The George Mason University senior decided to study finance because of the varied job opportunities it would make available to him. He added an economics minor to expand his business knowledge, and he will spend 27 months after graduation with the Peace Corps in Colombia.
“It’s the intermediary step between school and figuring out what it is I want to invest most of my time in,” Mingo-Dabney, who grew up in Virginia Beach, said of the Peace Corps. “I’m going to use that to transition into the business realm. Knowing the way I am, I’m going to go all in.”
Mingo-Dabney’s responsibilities in Colombia will mesh nicely with his academic pursuits.
Though not yet sure in what area of the country he will be assigned, he knows it will be rural and he will work as an advisor to help a nonprofit organization become a more efficient operation.
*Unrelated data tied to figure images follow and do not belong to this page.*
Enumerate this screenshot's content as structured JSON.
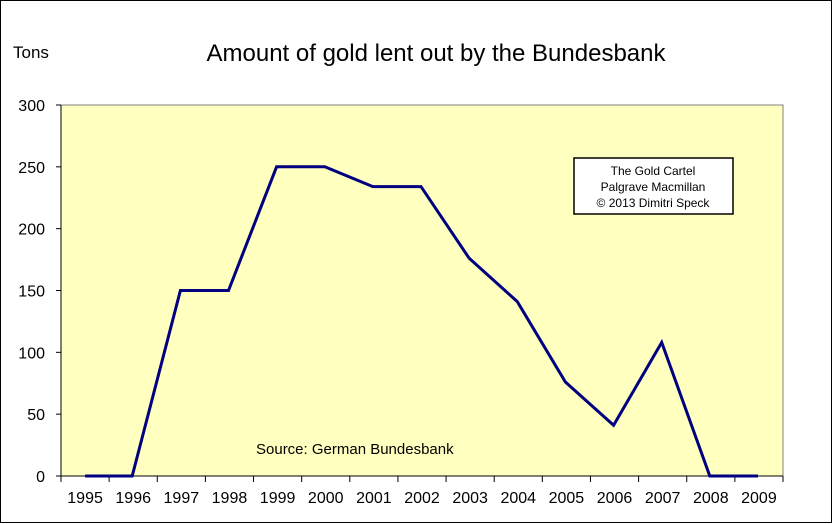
{
  "chart_data": {
    "type": "line",
    "title": "Amount of gold lent out by the Bundesbank",
    "ylabel": "Tons",
    "xlabel": "",
    "ylim": [
      0,
      300
    ],
    "yticks": [
      0,
      50,
      100,
      150,
      200,
      250,
      300
    ],
    "categories": [
      "1995",
      "1996",
      "1997",
      "1998",
      "1999",
      "2000",
      "2001",
      "2002",
      "2003",
      "2004",
      "2005",
      "2006",
      "2007",
      "2008",
      "2009"
    ],
    "x": [
      1995,
      1995.98,
      1996.98,
      1997.98,
      1998.98,
      1999.98,
      2000.98,
      2001.98,
      2002.98,
      2003.98,
      2004.98,
      2005.98,
      2006.98,
      2007.98,
      2008.98
    ],
    "series": [
      {
        "values": [
          0,
          0,
          150,
          150,
          250,
          250,
          234,
          234,
          176,
          141,
          76,
          41,
          108,
          0,
          0
        ]
      }
    ],
    "grid": false,
    "annotations": {
      "box_lines": [
        "The Gold Cartel",
        "Palgrave Macmillan",
        "© 2013 Dimitri Speck"
      ],
      "source": "Source: German  Bundesbank"
    },
    "colors": {
      "plot_bg": "#ffffc0",
      "line": "#000080"
    }
  }
}
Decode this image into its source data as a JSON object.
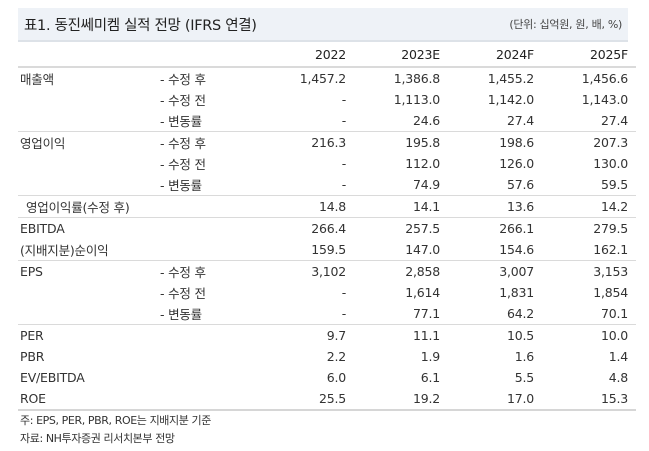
{
  "header": {
    "title": "표1. 동진쎄미켐 실적 전망 (IFRS 연결)",
    "unit": "(단위: 십억원, 원, 배, %)"
  },
  "table": {
    "columns": [
      "2022",
      "2023E",
      "2024F",
      "2025F"
    ],
    "rows": [
      {
        "label": "매출액",
        "sub": "- 수정 후",
        "values": [
          "1,457.2",
          "1,386.8",
          "1,455.2",
          "1,456.6"
        ]
      },
      {
        "label": "",
        "sub": "- 수정 전",
        "values": [
          "-",
          "1,113.0",
          "1,142.0",
          "1,143.0"
        ]
      },
      {
        "label": "",
        "sub": "- 변동률",
        "values": [
          "-",
          "24.6",
          "27.4",
          "27.4"
        ]
      },
      {
        "label": "영업이익",
        "sub": "- 수정 후",
        "values": [
          "216.3",
          "195.8",
          "198.6",
          "207.3"
        ]
      },
      {
        "label": "",
        "sub": "- 수정 전",
        "values": [
          "-",
          "112.0",
          "126.0",
          "130.0"
        ]
      },
      {
        "label": "",
        "sub": "- 변동률",
        "values": [
          "-",
          "74.9",
          "57.6",
          "59.5"
        ]
      },
      {
        "label": "영업이익률(수정 후)",
        "sub": "",
        "values": [
          "14.8",
          "14.1",
          "13.6",
          "14.2"
        ]
      },
      {
        "label": "EBITDA",
        "sub": "",
        "values": [
          "266.4",
          "257.5",
          "266.1",
          "279.5"
        ]
      },
      {
        "label": "(지배지분)순이익",
        "sub": "",
        "values": [
          "159.5",
          "147.0",
          "154.6",
          "162.1"
        ]
      },
      {
        "label": "EPS",
        "sub": "- 수정 후",
        "values": [
          "3,102",
          "2,858",
          "3,007",
          "3,153"
        ]
      },
      {
        "label": "",
        "sub": "- 수정 전",
        "values": [
          "-",
          "1,614",
          "1,831",
          "1,854"
        ]
      },
      {
        "label": "",
        "sub": "- 변동률",
        "values": [
          "-",
          "77.1",
          "64.2",
          "70.1"
        ]
      },
      {
        "label": "PER",
        "sub": "",
        "values": [
          "9.7",
          "11.1",
          "10.5",
          "10.0"
        ]
      },
      {
        "label": "PBR",
        "sub": "",
        "values": [
          "2.2",
          "1.9",
          "1.6",
          "1.4"
        ]
      },
      {
        "label": "EV/EBITDA",
        "sub": "",
        "values": [
          "6.0",
          "6.1",
          "5.5",
          "4.8"
        ]
      },
      {
        "label": "ROE",
        "sub": "",
        "values": [
          "25.5",
          "19.2",
          "17.0",
          "15.3"
        ]
      }
    ]
  },
  "notes": {
    "note": "주: EPS, PER, PBR, ROE는 지배지분 기준",
    "source": "자료: NH투자증권 리서치본부 전망"
  }
}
Mingo-Dabney is familiar with deep dives into the numbers. In an independent study research project he presented at this year’s National Conference on Undergraduate Research, he examined, as he described, “compensation differences between executives and nonsupervisory employees through the medium of stakeholder salience.”
Analyzing the data and explaining his research to a question-asking audience was a confidence booster, he said. Accompanying the George Mason student group, Engineers for International Development, to Nicaragua in January to help set up water and sanitation systems at an orphanage in the town of Puerto Cabezas, helped sharpen his Spanish.
“He’s fairly tenacious,” said Shelly Canterbury, a finance instructor in Mason’s School of Business and Mingo-Dabney’s research mentor. “He wants to give back, and undertaking these concepts will go a long way to whatever he chooses to do after the Peace Corps.”
Mingo-Dabney said he wants to consult for business firms in the United States and internationally.
“My family was always pushing me,” he said of his late grandfather, uncles and older male cousins. “They pushed me to be confident, taught me how to control my emotions, redirect my negative energy into constructive activity and how to lead a group.”
“As a black male, it really is a struggle to rise in the ranks, so you have to put that extra effort in to make sure everything is lined up,” he added. “I also saw where a lot of the people I went to high school with ended up, which is nowhere. I didn’t want to be in that mix. I want to make something of my life.”